Jaeger nodded. ‘We need both launchers locked and loaded. You good to operate the second?’

Narov’s eyes blazed with a killer smile. ‘With pleasure. They were right to nickname you the Hunter.’

They readied the second launcher, then moved across to the cargo door set in the Ju 390’s hold. Only an hour or so earlier, Jaeger had closed it in preparation for their lift out of the jungle. Little had he imagined that he’d need to throw it open again any time soon, and for the kind of action that he now had in mind.

He grabbed his Thuraya and typed a message. Engaging Black Hawks from rear of Ju 390. Will not hit Santos aircraft. Stand by.

His phone beeped once. Affirmative.

Jaeger eyed Narov. ‘You ready?’

‘Ready,’ Narov confirmed.

‘I’ll go for the one at nine o’clock, you go for the one at three. Do not hit Santos’s aircraft.’

Narov nodded curtly.

‘Soon as we kick the doors open,’ Jaeger added, ‘let rip.’

He reached out and unlatched the cargo door, then sat back on the floor of the warplane and braced his boots against his side. Narov did the same. Jaeger didn’t believe for one moment that the Black Hawk commander knew there was a force manning the Ju 390.

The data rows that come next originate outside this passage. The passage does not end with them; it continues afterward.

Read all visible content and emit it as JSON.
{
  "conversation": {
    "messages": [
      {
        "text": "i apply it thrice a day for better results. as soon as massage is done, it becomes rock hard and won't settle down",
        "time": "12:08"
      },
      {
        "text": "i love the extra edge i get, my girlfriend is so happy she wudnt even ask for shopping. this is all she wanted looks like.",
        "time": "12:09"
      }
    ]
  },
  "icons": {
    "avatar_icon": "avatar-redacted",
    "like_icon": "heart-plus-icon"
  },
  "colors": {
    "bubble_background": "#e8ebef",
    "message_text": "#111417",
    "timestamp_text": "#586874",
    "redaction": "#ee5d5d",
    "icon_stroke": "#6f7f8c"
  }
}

He was about to learn otherwise.

‘NOW!’

Jaeger booted hard, and Narov did likewise. The doors flew open and Jaeger raised himself on one knee, the Fliegerfaust braced on his shoulder. The nearest Black Hawk was no more than two hundred yards away. He lined the simple iron sight up with the cockpit, said a brief prayer that the launcher would work, and pulled the trigger.

Four missiles streaked away, the backblast from their eruption punching a fiery cloud of choking fumes into the Ju 390’s hold. Jaeger held his aim, and a split second later the five remaining projectiles blazed towards their target. Beside him, Narov unleashed with her weapon, nine missiles blasting through the heavens towards the second Black Hawk.

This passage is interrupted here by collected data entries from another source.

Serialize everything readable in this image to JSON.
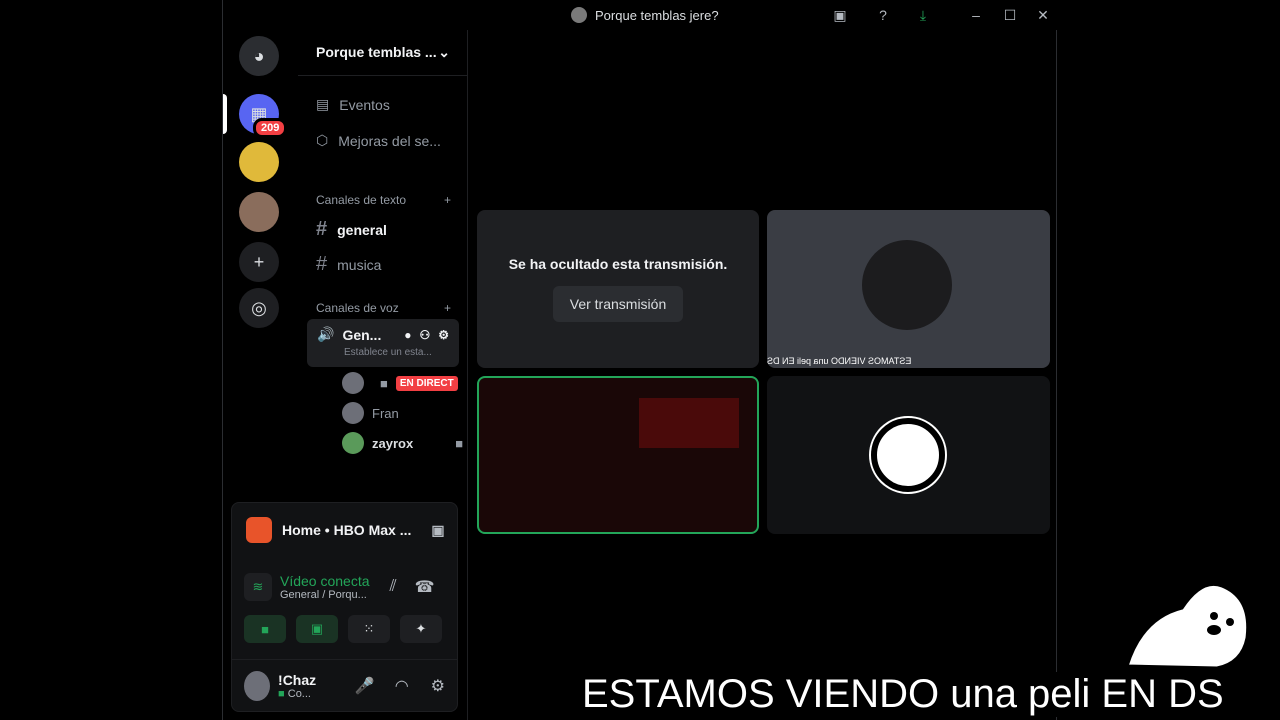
{
  "window": {
    "title": "Porque temblas jere?"
  },
  "guild": {
    "name": "Porque temblas ..."
  },
  "nav": {
    "events": "Eventos",
    "boosts": "Mejoras del se..."
  },
  "text_category": "Canales de texto",
  "text_channels": [
    "general",
    "musica"
  ],
  "voice_category": "Canales de voz",
  "voice_channel": {
    "name": "Gen...",
    "status": "Establece un esta..."
  },
  "members": [
    {
      "name": "",
      "live": "EN DIRECT"
    },
    {
      "name": "Fran"
    },
    {
      "name": "zayrox"
    }
  ],
  "badges": {
    "unread": "209"
  },
  "activity": {
    "title": "Home • HBO Max ..."
  },
  "voice_status": {
    "state": "Vídeo conecta",
    "location": "General / Porqu..."
  },
  "user": {
    "name": "!Chaz",
    "status": "Co..."
  },
  "stage": {
    "hidden_message": "Se ha ocultado esta transmisión.",
    "view_button": "Ver transmisión",
    "cam_overlay": "ESTAMOS VIENDO una peli EN DS"
  },
  "caption": "ESTAMOS VIENDO una peli EN DS",
  "colors": {
    "accent_green": "#23a559",
    "live_red": "#f23f43",
    "bg": "#000000"
  }
}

Armour-piercing and high-explosive, each rocket was stabilised by a set of small holes drilled around its tail. A tiny amount of the rocket’s exhaust fumes voided through those holes, spinning the projectile along its axis. It was the spin that ensured the rockets would fly true to their target – in the same way that a bullet fired from a gun was set to spin via the barrel’s rifling.

Jaeger saw five of his veer wide of the mark, but four struck home. The 20 mm projectiles sparked grey puffs of smoke along the Black Hawk’s flank as the armour-piercing tips sliced through the metal skin. A split second later, the high-explosive charges detonated, raking the inside of the aircraft with a storm of burning-hot jagged shrapnel.

The blast punched out the windshield of the cockpit and shattered the side windows, shrapnel lacerating the bodies of those riding inside. Moments later, the helo veered off course and fell into a steep dive, trailing a column of angry grey smoke in its wake.